There are a number of reports in non-Latter-day Saint source which allude to the First Vision having occurred

The historical record supports the claim that the First Vision was mentioned in non-Mormon literature prior to 1843:

  • Report in a non-LDS newspaper of Mormon missionaries teaching that Joseph Smith had seen God personally and received a commission from Him to teach true religion (The Reflector, vol. 2, no. 13, 14 February 1831).
  • The “Articles and Covenants” of the Church - which contained a reference to something that happened during the First Vision - were published in a non-LDS newspaper (Telegraph, 19 April 1831).
  • Report in a non-LDS newspaper that Mormon missionaries were teaching at least six of the beginning elements of the First Vision story (Fredonia Censor, vol. 11, no. 50, 7 March 1832).
  • In April 1841 the British publication Athenæum (a literary weekly) reprinted material from Orson Pratt’s Interesting Account pamphlet.
  • A non-LDS newspaper printed the first elements of the First Vision story.
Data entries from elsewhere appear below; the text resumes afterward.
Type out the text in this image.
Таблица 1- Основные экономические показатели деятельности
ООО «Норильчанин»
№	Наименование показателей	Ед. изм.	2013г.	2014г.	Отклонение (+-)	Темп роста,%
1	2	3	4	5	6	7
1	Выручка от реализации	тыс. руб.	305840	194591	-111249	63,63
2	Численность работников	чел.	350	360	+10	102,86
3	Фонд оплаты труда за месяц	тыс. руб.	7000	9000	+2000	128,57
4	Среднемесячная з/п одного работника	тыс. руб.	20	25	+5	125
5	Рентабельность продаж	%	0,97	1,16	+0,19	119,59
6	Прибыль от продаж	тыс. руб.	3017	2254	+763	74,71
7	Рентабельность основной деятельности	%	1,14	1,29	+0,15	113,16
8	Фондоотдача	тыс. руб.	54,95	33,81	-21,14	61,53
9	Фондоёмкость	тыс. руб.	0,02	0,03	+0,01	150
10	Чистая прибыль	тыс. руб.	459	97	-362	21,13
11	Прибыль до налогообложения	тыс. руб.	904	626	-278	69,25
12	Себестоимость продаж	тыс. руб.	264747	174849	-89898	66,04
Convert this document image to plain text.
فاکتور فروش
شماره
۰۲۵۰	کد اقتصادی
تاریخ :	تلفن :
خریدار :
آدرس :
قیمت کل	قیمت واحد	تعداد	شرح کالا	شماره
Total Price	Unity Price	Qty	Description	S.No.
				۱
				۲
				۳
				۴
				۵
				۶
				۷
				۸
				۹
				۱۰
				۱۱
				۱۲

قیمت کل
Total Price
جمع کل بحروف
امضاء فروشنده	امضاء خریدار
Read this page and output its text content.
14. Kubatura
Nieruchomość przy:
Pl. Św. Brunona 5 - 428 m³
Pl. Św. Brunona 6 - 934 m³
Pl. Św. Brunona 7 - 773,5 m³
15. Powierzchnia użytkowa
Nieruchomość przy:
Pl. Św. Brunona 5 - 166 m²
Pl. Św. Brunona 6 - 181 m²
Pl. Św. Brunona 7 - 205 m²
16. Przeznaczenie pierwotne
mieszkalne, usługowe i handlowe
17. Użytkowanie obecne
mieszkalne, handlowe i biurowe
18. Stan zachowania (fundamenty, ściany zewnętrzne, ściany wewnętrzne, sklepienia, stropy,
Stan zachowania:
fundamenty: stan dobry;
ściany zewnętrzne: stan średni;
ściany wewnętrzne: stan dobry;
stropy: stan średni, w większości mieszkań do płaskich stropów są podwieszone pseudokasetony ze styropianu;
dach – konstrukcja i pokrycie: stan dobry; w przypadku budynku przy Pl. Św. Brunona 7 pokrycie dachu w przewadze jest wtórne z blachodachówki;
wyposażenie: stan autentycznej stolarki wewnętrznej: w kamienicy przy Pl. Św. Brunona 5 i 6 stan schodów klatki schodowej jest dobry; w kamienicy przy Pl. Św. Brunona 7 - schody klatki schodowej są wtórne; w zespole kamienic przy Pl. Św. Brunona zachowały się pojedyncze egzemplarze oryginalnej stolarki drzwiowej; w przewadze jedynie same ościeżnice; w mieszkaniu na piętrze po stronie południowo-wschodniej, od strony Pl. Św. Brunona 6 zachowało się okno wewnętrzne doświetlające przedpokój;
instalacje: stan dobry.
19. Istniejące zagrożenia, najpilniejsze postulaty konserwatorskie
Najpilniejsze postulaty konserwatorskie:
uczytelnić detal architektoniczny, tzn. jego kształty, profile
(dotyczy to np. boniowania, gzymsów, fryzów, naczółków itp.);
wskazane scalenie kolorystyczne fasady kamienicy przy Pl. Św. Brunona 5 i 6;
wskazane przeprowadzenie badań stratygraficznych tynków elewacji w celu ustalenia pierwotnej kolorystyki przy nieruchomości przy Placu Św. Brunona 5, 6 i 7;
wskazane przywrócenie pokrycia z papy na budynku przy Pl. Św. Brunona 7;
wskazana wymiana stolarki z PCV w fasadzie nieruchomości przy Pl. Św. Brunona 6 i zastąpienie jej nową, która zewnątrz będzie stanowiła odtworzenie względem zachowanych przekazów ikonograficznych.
They were first reported in the Congregational Observer [Hartford and New Haven, Connecticut] and then reprinted in the Peoria Register and North-Western Gazetteer, vol. 5, no. 23, 3 September 1841.
  • First Vision story elements from Orson Pratt's 1840 pamphlet were reprinted in The Museum of Foreign Literature, Science, and Art, vol. 14 (new series), no. 42, July 1841, 370. Philadelphia: E. Littell and Co. (copied from the 1841 Athenæum article called “The Book of Mormon and the Mormonites”).
  • When the Rev. John A. Clark published his autobiography he mixed nine First Vision story elements together with the story of the coming forth of the Book of Mormon and said that he learned them all in the Fall of 1827 from Martin Harris (John A. Clark, Gleanings by the Way [Philadelphia: W. J. and J. K. Simmon, 1842],---).
  • A non-LDS college professor published the beginning story elements of the First Vision (Jonathan B. Turner, Mormonism in All Ages [New York: Platt and Peters, 1842], 14).

The majority of these reports are garbled, fragmentary, and out of proper context but this evidence still shows that the claim being made in the source cited above is not accurate.